G3: US initial jobless claims and PPI

Asia: Thailand consumer confidence

Market Highlights

US CPI accelerated to 4.2%yoy in May (from 3.8%), with core inflation rising modestly to 2.9%yoy, broadly in line with expectations. The upside in headline inflation was largely driven by energy, reflecting the ongoing geopolitical shock from the US–Iran conflict. Energy contributed 1.5pp to headline inflation in May (up from 1.1pp in April) and accounted for nearly 60% of the monthly increase. While US retail gasoline prices have eased in recent weeks, they remain elevated relative to pre-conflict levels, continuing to feed through into inflation and keeping inflation expectations sticky. In this context, the University of Michigan’s 1-year inflation expectations rising to 4.8% underscores a growing risk of second-round inflation effects, which in turn limits the Fed’s scope to ease policy. This reinforces the “higher-for-longer” rates narrative and supports the USD via firmer front-end yields.

At the same time, geopolitical risks have re-escalated, with renewed military strikes between the US and Iran alongside stalled diplomatic negotiations. Importantly, traffic flows through the Strait of Hormuz remain subdued, keeping the energy supply outlook uncertain. The balance of risks has therefore shifted in a more asymmetric direction for Asian currencies, with downside risks dominating. If tensions persist into Q3, elevated oil prices and weaker global risk sentiment are likely to remain a headwind for Asia FX. Market pricing also reflects declining confidence in a near-term US–Iran resolution, suggesting geopolitical risk premia are likely to remain embedded over the near term.

The transmission into Asia’s macro fundamentals is becoming increasingly evident. Higher oil prices are driving a deterioration in terms of trade for net oil importers, while trade balances are weakening, most visibly in economies such as Thailand, the Philippines, and Indonesia. Historically, higher oil prices have been associated with a material worsening in current account balances and inflation dynamics across Asia, reinforcing depreciation pressures on FX.
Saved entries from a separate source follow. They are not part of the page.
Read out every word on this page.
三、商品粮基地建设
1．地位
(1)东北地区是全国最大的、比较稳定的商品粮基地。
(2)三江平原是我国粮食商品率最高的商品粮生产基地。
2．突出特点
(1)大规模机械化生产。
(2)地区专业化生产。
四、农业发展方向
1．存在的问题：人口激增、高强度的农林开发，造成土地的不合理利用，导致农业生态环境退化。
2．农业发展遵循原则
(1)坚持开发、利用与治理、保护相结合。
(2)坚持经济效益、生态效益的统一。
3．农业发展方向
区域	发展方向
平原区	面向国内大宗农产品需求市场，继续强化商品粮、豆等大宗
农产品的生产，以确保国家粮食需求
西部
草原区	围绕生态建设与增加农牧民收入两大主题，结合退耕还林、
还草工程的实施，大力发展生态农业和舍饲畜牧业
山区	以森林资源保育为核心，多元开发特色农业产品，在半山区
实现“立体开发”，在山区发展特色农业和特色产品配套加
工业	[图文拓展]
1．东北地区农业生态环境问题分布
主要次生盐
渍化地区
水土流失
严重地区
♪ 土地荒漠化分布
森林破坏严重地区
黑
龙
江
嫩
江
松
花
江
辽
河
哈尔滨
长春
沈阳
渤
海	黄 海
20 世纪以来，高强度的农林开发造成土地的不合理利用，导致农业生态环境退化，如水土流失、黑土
In FX markets, this backdrop has supported upside momentum in several USD/Asia pairs. The Thai baht stands out as particularly vulnerable to prolonged Middle East conflict. Thailand runs one of the largest net oil and gas trade deficits in the region, leaving its external position highly exposed to energy price shocks. At the same time, domestic yields remain relatively low, while headline inflation has rebounded towards 3% in May following a period of deflation in 2025, eroding the baht’s real carry attractiveness. This combination of weaker terms of trade and limited carry support leaves THB especially exposed to further downside pressure, particularly if Middle East tensions escalate further.